One of the mysteries of the Standard Model is the top quark which has a mass (172 GeV) much much higher than the other quarks, this is also much heavier than expected initially and still remains unexplained. But thanks to the Higgs mechanism we know that the mass of a particle is set by how strongly it interacts with the Higgs field, so for some unknown reason the top quark very strongly couples with the Higgs. This is why we decided to study the top quark properties in details. It could be that some of the top quark properties deviate slightly from the standard model of particle physics, or that some of the top quarks are produced via new mechanisms inside the proton-proton collisions at LHC.
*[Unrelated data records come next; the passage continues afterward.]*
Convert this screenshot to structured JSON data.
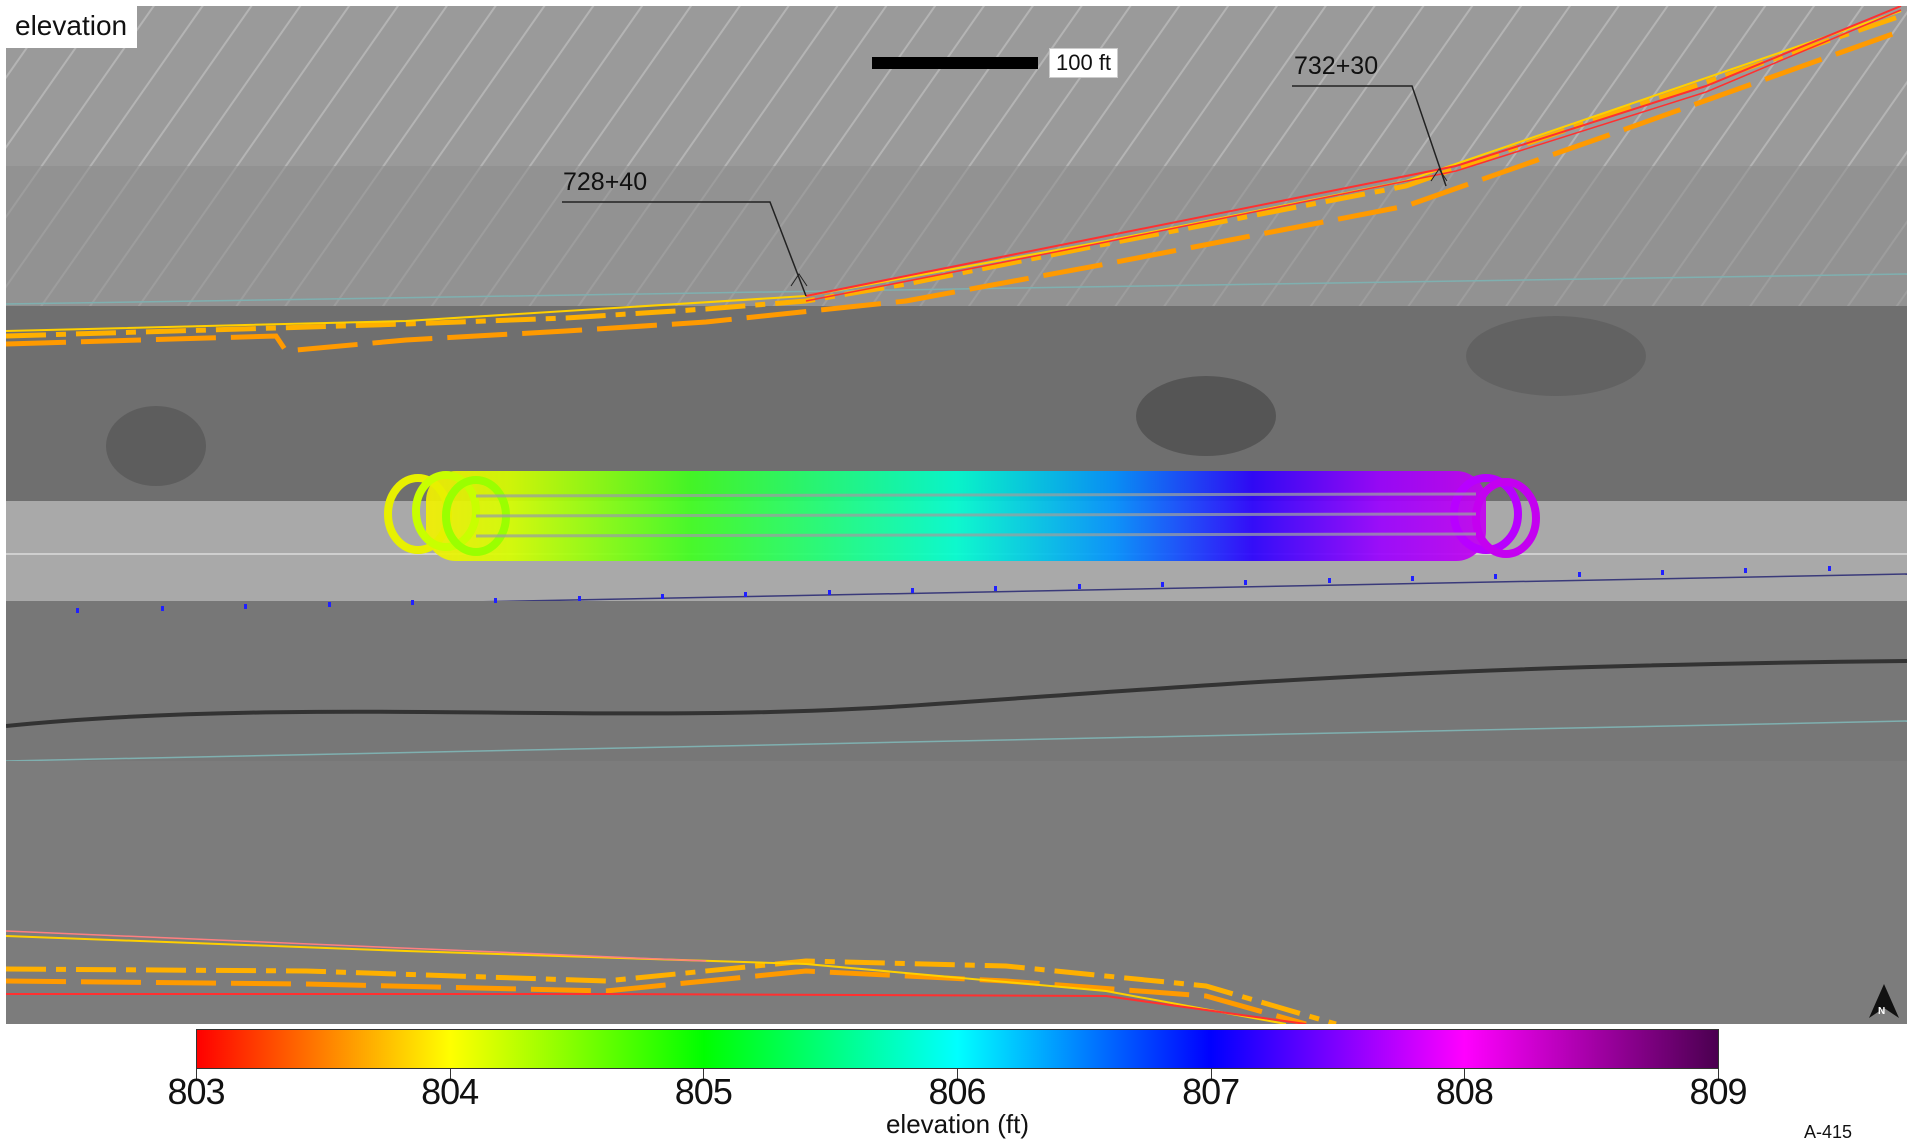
{
  "map": {
    "title": "elevation",
    "scale_bar_label": "100 ft",
    "station_labels": [
      "728+40",
      "732+30"
    ],
    "north_arrow_letter": "N",
    "north_icon": "north-arrow-icon"
  },
  "colorbar": {
    "label": "elevation (ft)",
    "ticks": [
      "803",
      "804",
      "805",
      "806",
      "807",
      "808",
      "809"
    ],
    "range": [
      803,
      809
    ],
    "colors": [
      "#ff0000",
      "#ffff00",
      "#00ff00",
      "#00ffff",
      "#0000ff",
      "#ff00ff",
      "#4b0050"
    ]
  },
  "sheet_id": "A-415"
}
New heavy particles could decay into pairs of top quarks. The HEP group in Stockholm has lead the effort of a measurement of the so-called top quark pair differential cross section (see http://arxiv.org/abs/1207.5644 ), which would for instance be able to detect the presence of new particles decaying into top quarks pairs in the invariant mass distribution of the two top quarks. Similar measurements were performed at Tevatron, but thanks to the very high center of mass of the LHC, it is possible to probe new particles to much higher masses. No new particle turned up, and this measurement will have to be redone in 2015 when higher, 14TeV of energy LHC data will be available (and allow to probe even higher particle masses). For now this completely new measurement will allow theorists to tune and improve Monte Carlo simulation programs so that they agree with this new data in a previously unexplored region of phase space.
One of our favourite topics at OKC is dark matter and the ATLAS experiment has a lot to say about this question. This summer saw more than 20 new ATLAS search results in the domain of supersymmetry (SUSY), one of the leading candidate theories of physics beyond the standard model. A full summary of all these results can be found here. Since the LHC is a proton-proton collider, production of colored SUSY particles such as the squarks and gluinos has always been considered as the golden discovery mode for SUSY. Nevertheless the search for these particles has turned nothing so far and since we have a duty to do the best we can with this fantatistic machine, we are also turning to other SUSY production modes.
ATLAS could reveal SUSY for instance if the SUSY partners of the leptons, the “sleptons” or the SUSY partners of the gauge bosons the “gauginos” were produced directly in the proton-proton collisions. The Stockholm HEP group has initiated a search for direct slepton production and lead the effort of a multichannel search for direct sleptons and direct gauginos production in two lepton final states ( http://arxiv.org/abs/1208.2884 ). The gaugino modes searched for can be combined with tri-lepton final states and provide very significantly extended limits in the gaugino parameter space M1, M2 and mu over previous results. These parameters are central to constrain the properties of the dark matter particle if it is of SUSY nature. Light sleptons could also play a role in helping SUSY to provide a relic dark matter density consistent with observations. The new ATLAS direct slepton limits are the first limits in the slepton sector since the LEP era and exclude left-handed sleptons up to a mass of 195 GeV for a 20 GeV neutralino. The search for sleptons at LHC is in some sense a benchmark since this is the SUSY production process with the smallest cross section.
The two papers above were prepared with data from 2011 and the analysis of 2012 data is already ongoing. In the case of the top pair differential cross section the precision of the results is limited by systematics and will probably wait for 2015 for a competitive update. The Stockholm team is for this reason now turning to other interesting channels of probing the top sector with the 2012 data. In the case of the slepton and gaugino search, the 2012 data is very valuable (10fb-1 already recorded and another 10fb-1 expcted by the end of the year) so our group is working on the analysis of this new data, which will allow to significantly improve the new limits and perhaps even find something new. Stay tuned!